China warns opponents they face bloody battle
President Xi warns Taiwan against seeking greater independence as Trump plans $60bn of tariffs
CHINESE President Xi Jinping yesterday said he was ready for a “bloody battle” against opponents of his country’s march towards global supremacy and warned that China would never be divided in a nationalistic speech to close this year’s National People’s Congress. Mr Xi, who is set to rule China for life having scrapped presidential term limits, lauded his vision of the “rejuvenation of the Chinese nation”.
He also sent strong warnings to Taiwan, the self-ruled island that the Communist Party of China (CPC) seeks to unify politically with the mainland, saying that any efforts made toward their independence would be “doomed”.
He spoke in front of around 3,000 CPC delegates, who had dutifully and overwhelmingly voted to give him a second term as president at the largely ceremonial event. In the cavernous Great Hall next to Tiananmen Square in the Chinese capital Mr Xi declared: “The Chinese people have been indomitable and persistent, we have the spirit of fighting the bloody battle against our enemies to the bitter end.”
Mr Xi has declared a “new era” for China via “socialism with Chinese characteristics”.
The government’s aim, largely through increased military clout and technological advances, is to turn China into a top innovative country by 2035 and a “modern socialist nation” on par with the US by 2050.
It came as Donald Trump reportedly intends to introduce tariffs worth up to $60 billion a year on products from China. The move would be a response to what the US has called intellectual property theft.
The US president’s officials had given him a plan for $30billion in tariffs but he ordered them to roughly double it, the Washington Post reported. That may include tariffs on more than 100 products made by China using information taken from the US. Chinese Premier Li Keqiang yesterday called on the US to not act “emotionally” and to avoid a trade war.
Despite his ambitions, Mr Xi said that China, which has been building military facilities in disputed territory in the South China Sea and has established military bases on recognised foreign soil since he became president in 2012, would not seek expansion.

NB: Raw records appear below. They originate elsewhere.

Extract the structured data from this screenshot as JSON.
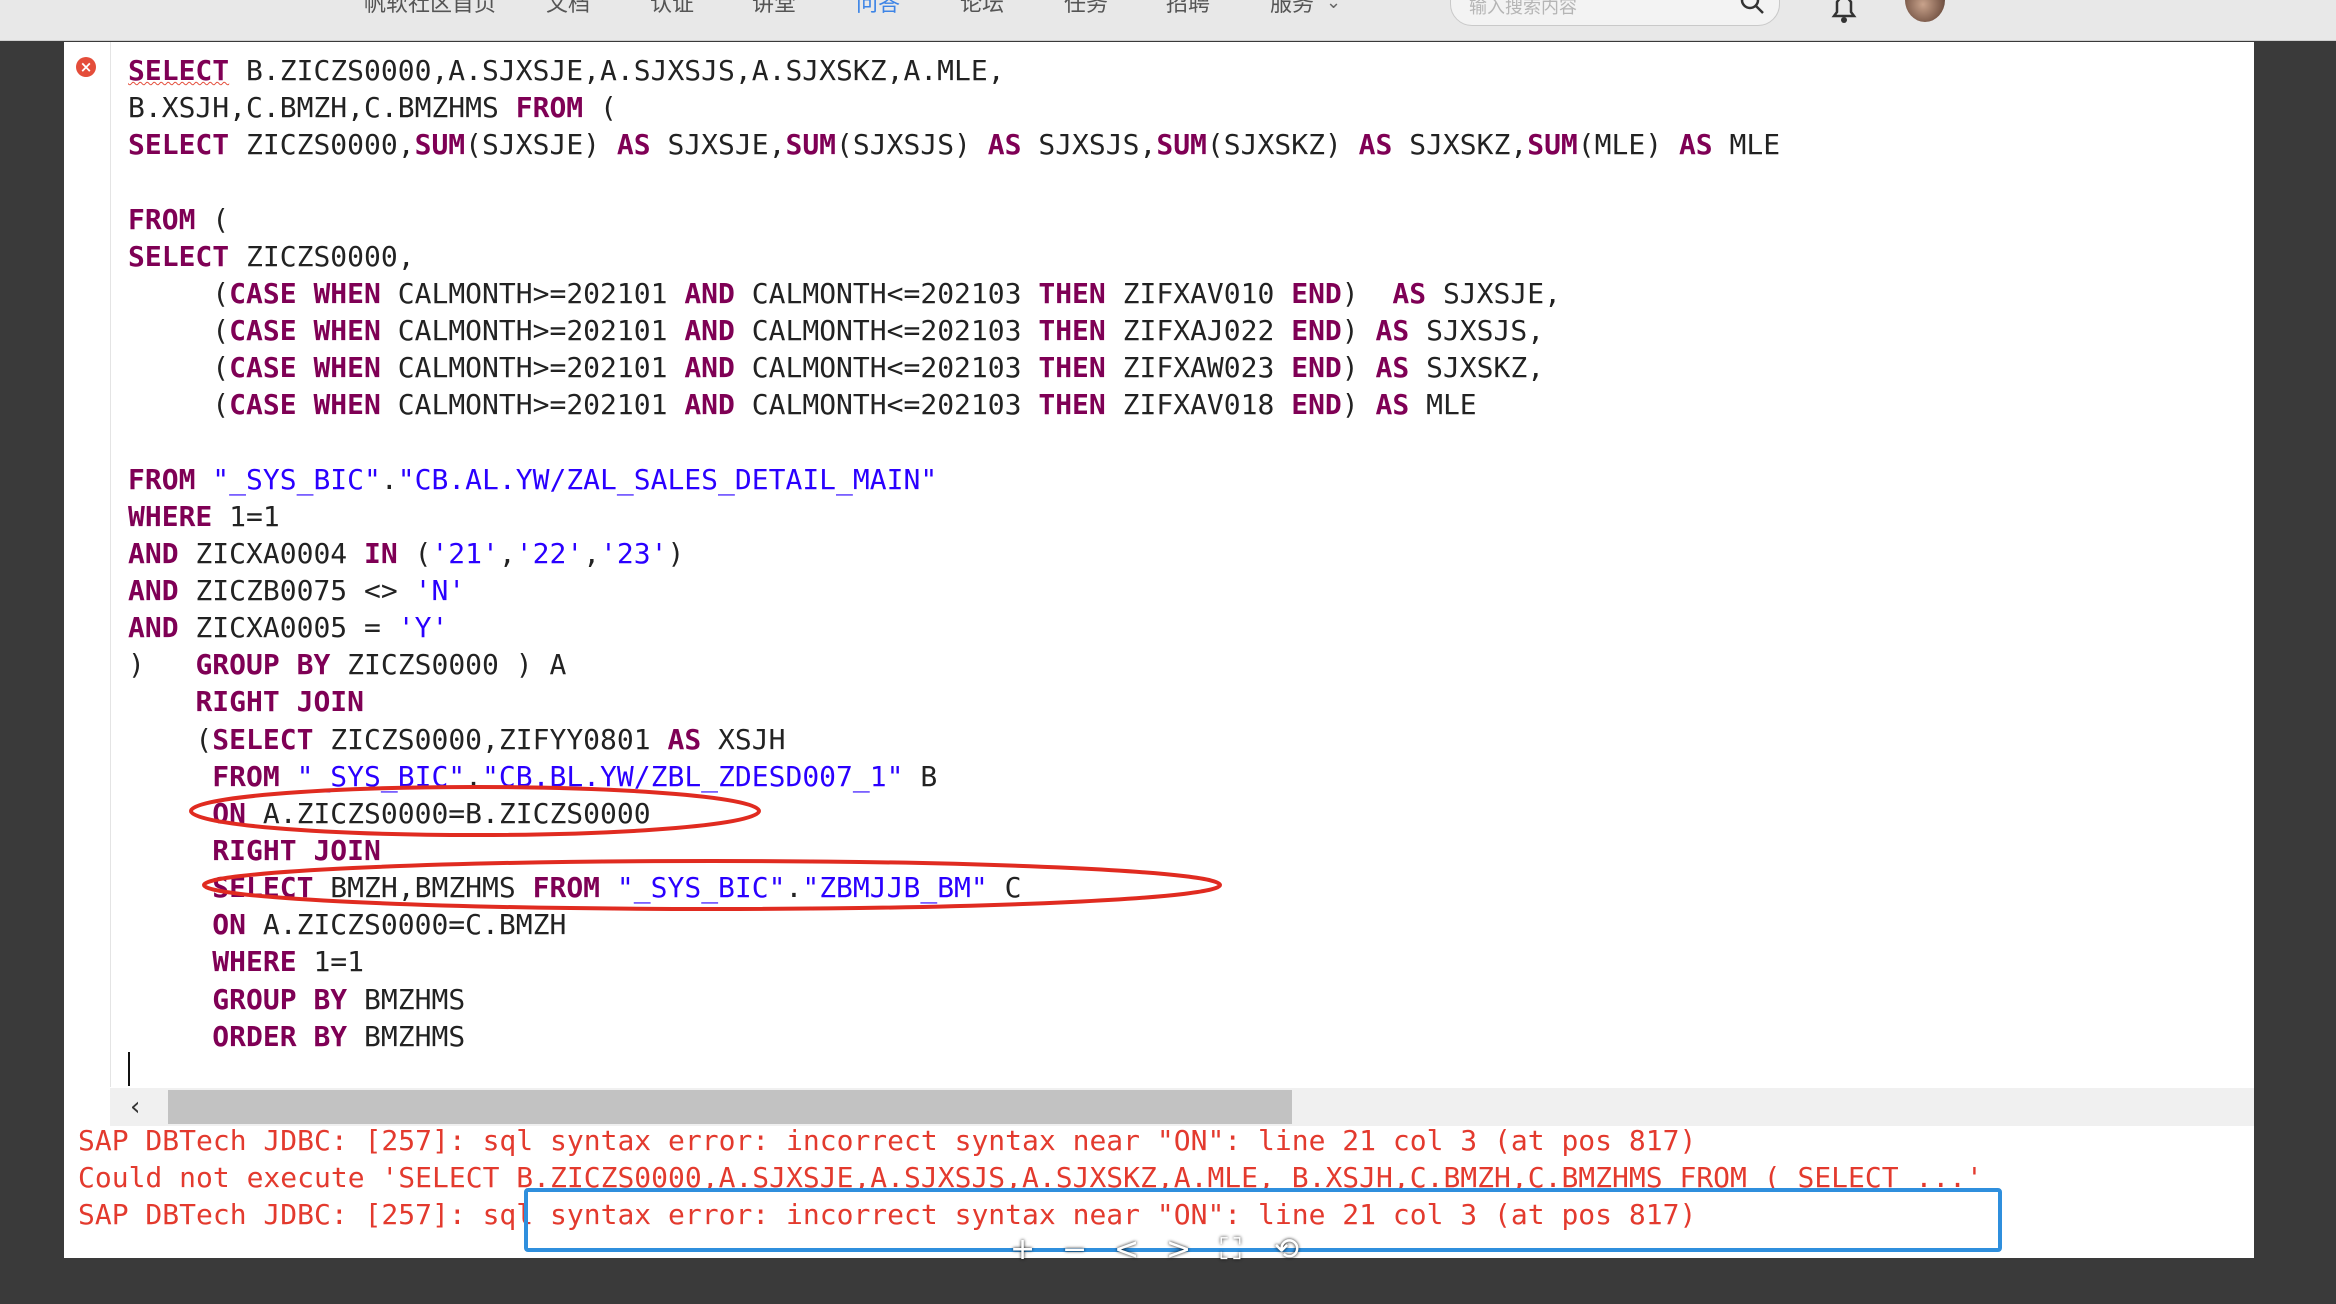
{
  "site_nav": {
    "items": [
      "帆软社区首页",
      "文档",
      "认证",
      "讲堂",
      "问答",
      "论坛",
      "任务",
      "招聘",
      "服务"
    ],
    "active_index": 4,
    "search_placeholder": "输入搜索内容",
    "icons": [
      "search-icon",
      "bell-icon",
      "avatar"
    ]
  },
  "editor": {
    "code_lines": [
      [
        {
          "t": "SELECT",
          "c": "kw",
          "squiggle": true
        },
        {
          "t": " B.ZICZS0000,A.SJXSJE,A.SJXSJS,A.SJXSKZ,A.MLE,"
        }
      ],
      [
        {
          "t": "B.XSJH,C.BMZH,C.BMZHMS "
        },
        {
          "t": "FROM",
          "c": "kw"
        },
        {
          "t": " ("
        }
      ],
      [
        {
          "t": "SELECT",
          "c": "kw"
        },
        {
          "t": " ZICZS0000,"
        },
        {
          "t": "SUM",
          "c": "kw"
        },
        {
          "t": "(SJXSJE) "
        },
        {
          "t": "AS",
          "c": "kw"
        },
        {
          "t": " SJXSJE,"
        },
        {
          "t": "SUM",
          "c": "kw"
        },
        {
          "t": "(SJXSJS) "
        },
        {
          "t": "AS",
          "c": "kw"
        },
        {
          "t": " SJXSJS,"
        },
        {
          "t": "SUM",
          "c": "kw"
        },
        {
          "t": "(SJXSKZ) "
        },
        {
          "t": "AS",
          "c": "kw"
        },
        {
          "t": " SJXSKZ,"
        },
        {
          "t": "SUM",
          "c": "kw"
        },
        {
          "t": "(MLE) "
        },
        {
          "t": "AS",
          "c": "kw"
        },
        {
          "t": " MLE"
        }
      ],
      [
        {
          "t": ""
        }
      ],
      [
        {
          "t": "FROM",
          "c": "kw"
        },
        {
          "t": " ("
        }
      ],
      [
        {
          "t": "SELECT",
          "c": "kw"
        },
        {
          "t": " ZICZS0000,"
        }
      ],
      [
        {
          "t": "     ("
        },
        {
          "t": "CASE",
          "c": "kw"
        },
        {
          "t": " "
        },
        {
          "t": "WHEN",
          "c": "kw"
        },
        {
          "t": " CALMONTH>=202101 "
        },
        {
          "t": "AND",
          "c": "kw"
        },
        {
          "t": " CALMONTH<=202103 "
        },
        {
          "t": "THEN",
          "c": "kw"
        },
        {
          "t": " ZIFXAV010 "
        },
        {
          "t": "END",
          "c": "kw"
        },
        {
          "t": ")  "
        },
        {
          "t": "AS",
          "c": "kw"
        },
        {
          "t": " SJXSJE,"
        }
      ],
      [
        {
          "t": "     ("
        },
        {
          "t": "CASE",
          "c": "kw"
        },
        {
          "t": " "
        },
        {
          "t": "WHEN",
          "c": "kw"
        },
        {
          "t": " CALMONTH>=202101 "
        },
        {
          "t": "AND",
          "c": "kw"
        },
        {
          "t": " CALMONTH<=202103 "
        },
        {
          "t": "THEN",
          "c": "kw"
        },
        {
          "t": " ZIFXAJ022 "
        },
        {
          "t": "END",
          "c": "kw"
        },
        {
          "t": ") "
        },
        {
          "t": "AS",
          "c": "kw"
        },
        {
          "t": " SJXSJS,"
        }
      ],
      [
        {
          "t": "     ("
        },
        {
          "t": "CASE",
          "c": "kw"
        },
        {
          "t": " "
        },
        {
          "t": "WHEN",
          "c": "kw"
        },
        {
          "t": " CALMONTH>=202101 "
        },
        {
          "t": "AND",
          "c": "kw"
        },
        {
          "t": " CALMONTH<=202103 "
        },
        {
          "t": "THEN",
          "c": "kw"
        },
        {
          "t": " ZIFXAW023 "
        },
        {
          "t": "END",
          "c": "kw"
        },
        {
          "t": ") "
        },
        {
          "t": "AS",
          "c": "kw"
        },
        {
          "t": " SJXSKZ,"
        }
      ],
      [
        {
          "t": "     ("
        },
        {
          "t": "CASE",
          "c": "kw"
        },
        {
          "t": " "
        },
        {
          "t": "WHEN",
          "c": "kw"
        },
        {
          "t": " CALMONTH>=202101 "
        },
        {
          "t": "AND",
          "c": "kw"
        },
        {
          "t": " CALMONTH<=202103 "
        },
        {
          "t": "THEN",
          "c": "kw"
        },
        {
          "t": " ZIFXAV018 "
        },
        {
          "t": "END",
          "c": "kw"
        },
        {
          "t": ") "
        },
        {
          "t": "AS",
          "c": "kw"
        },
        {
          "t": " MLE"
        }
      ],
      [
        {
          "t": ""
        }
      ],
      [
        {
          "t": "FROM",
          "c": "kw"
        },
        {
          "t": " "
        },
        {
          "t": "\"_SYS_BIC\"",
          "c": "str"
        },
        {
          "t": "."
        },
        {
          "t": "\"CB.AL.YW/ZAL_SALES_DETAIL_MAIN\"",
          "c": "str"
        }
      ],
      [
        {
          "t": "WHERE",
          "c": "kw"
        },
        {
          "t": " 1=1"
        }
      ],
      [
        {
          "t": "AND",
          "c": "kw"
        },
        {
          "t": " ZICXA0004 "
        },
        {
          "t": "IN",
          "c": "kw"
        },
        {
          "t": " ("
        },
        {
          "t": "'21'",
          "c": "str"
        },
        {
          "t": ","
        },
        {
          "t": "'22'",
          "c": "str"
        },
        {
          "t": ","
        },
        {
          "t": "'23'",
          "c": "str"
        },
        {
          "t": ")"
        }
      ],
      [
        {
          "t": "AND",
          "c": "kw"
        },
        {
          "t": " ZICZB0075 <> "
        },
        {
          "t": "'N'",
          "c": "str"
        }
      ],
      [
        {
          "t": "AND",
          "c": "kw"
        },
        {
          "t": " ZICXA0005 = "
        },
        {
          "t": "'Y'",
          "c": "str"
        }
      ],
      [
        {
          "t": ")   "
        },
        {
          "t": "GROUP",
          "c": "kw"
        },
        {
          "t": " "
        },
        {
          "t": "BY",
          "c": "kw"
        },
        {
          "t": " ZICZS0000 ) A"
        }
      ],
      [
        {
          "t": "    "
        },
        {
          "t": "RIGHT",
          "c": "kw"
        },
        {
          "t": " "
        },
        {
          "t": "JOIN",
          "c": "kw"
        }
      ],
      [
        {
          "t": "    (",
          "c": ""
        },
        {
          "t": "SELECT",
          "c": "kw"
        },
        {
          "t": " ZICZS0000,ZIFYY0801 "
        },
        {
          "t": "AS",
          "c": "kw"
        },
        {
          "t": " XSJH"
        }
      ],
      [
        {
          "t": "     "
        },
        {
          "t": "FROM",
          "c": "kw"
        },
        {
          "t": " "
        },
        {
          "t": "\"_SYS_BIC\"",
          "c": "str"
        },
        {
          "t": "."
        },
        {
          "t": "\"CB.BL.YW/ZBL_ZDESD007_1\"",
          "c": "str"
        },
        {
          "t": " B"
        }
      ],
      [
        {
          "t": "     "
        },
        {
          "t": "ON",
          "c": "kw"
        },
        {
          "t": " A.ZICZS0000=B.ZICZS0000"
        }
      ],
      [
        {
          "t": "     "
        },
        {
          "t": "RIGHT",
          "c": "kw"
        },
        {
          "t": " "
        },
        {
          "t": "JOIN",
          "c": "kw"
        }
      ],
      [
        {
          "t": "     "
        },
        {
          "t": "SELECT",
          "c": "kw"
        },
        {
          "t": " BMZH,BMZHMS "
        },
        {
          "t": "FROM",
          "c": "kw"
        },
        {
          "t": " "
        },
        {
          "t": "\"_SYS_BIC\"",
          "c": "str"
        },
        {
          "t": "."
        },
        {
          "t": "\"ZBMJJB_BM\"",
          "c": "str"
        },
        {
          "t": " C"
        }
      ],
      [
        {
          "t": "     "
        },
        {
          "t": "ON",
          "c": "kw"
        },
        {
          "t": " A.ZICZS0000=C.BMZH"
        }
      ],
      [
        {
          "t": "     "
        },
        {
          "t": "WHERE",
          "c": "kw"
        },
        {
          "t": " 1=1"
        }
      ],
      [
        {
          "t": "     "
        },
        {
          "t": "GROUP",
          "c": "kw"
        },
        {
          "t": " "
        },
        {
          "t": "BY",
          "c": "kw"
        },
        {
          "t": " BMZHMS"
        }
      ],
      [
        {
          "t": "     "
        },
        {
          "t": "ORDER",
          "c": "kw"
        },
        {
          "t": " "
        },
        {
          "t": "BY",
          "c": "kw"
        },
        {
          "t": " BMZHMS"
        }
      ]
    ],
    "error_marker": "×",
    "scroll_left_arrow": "‹"
  },
  "console": {
    "lines": [
      "SAP DBTech JDBC: [257]: sql syntax error: incorrect syntax near \"ON\": line 21 col 3 (at pos 817)",
      "Could not execute 'SELECT B.ZICZS0000,A.SJXSJE,A.SJXSJS,A.SJXSKZ,A.MLE, B.XSJH,C.BMZH,C.BMZHMS FROM ( SELECT ...'",
      "SAP DBTech JDBC: [257]: sql syntax error: incorrect syntax near \"ON\": line 21 col 3 (at pos 817)"
    ]
  },
  "viewer_toolbar": {
    "buttons": [
      "+",
      "−",
      "<",
      ">",
      "⛶",
      "⟲"
    ]
  },
  "colors": {
    "keyword": "#7f0055",
    "string": "#2a00ff",
    "error": "#e33a2e",
    "annotation_red": "#e02b20",
    "annotation_blue": "#2f8fdd"
  }
}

“Only those who are accustomed to threatening others will see everyone as a threat,” he said. He underlined that seeking independence for any region Beijing considers part of China was a red line issue. As state media TV cameras honed in on delegates from Taiwan, Mr Xi said: “All acts and tricks to separate the country are doomed to fail and will be condemned by the people and punished by history … the Chinese people share a common belief that it is never allowed and it is absolutely impossible to separate any inch of our great country’s territory from China.”
Many commentators on Chinese social media suggested that by pushing through the abolition of presidential term limits, the president has turned himself into an emperor-like figure.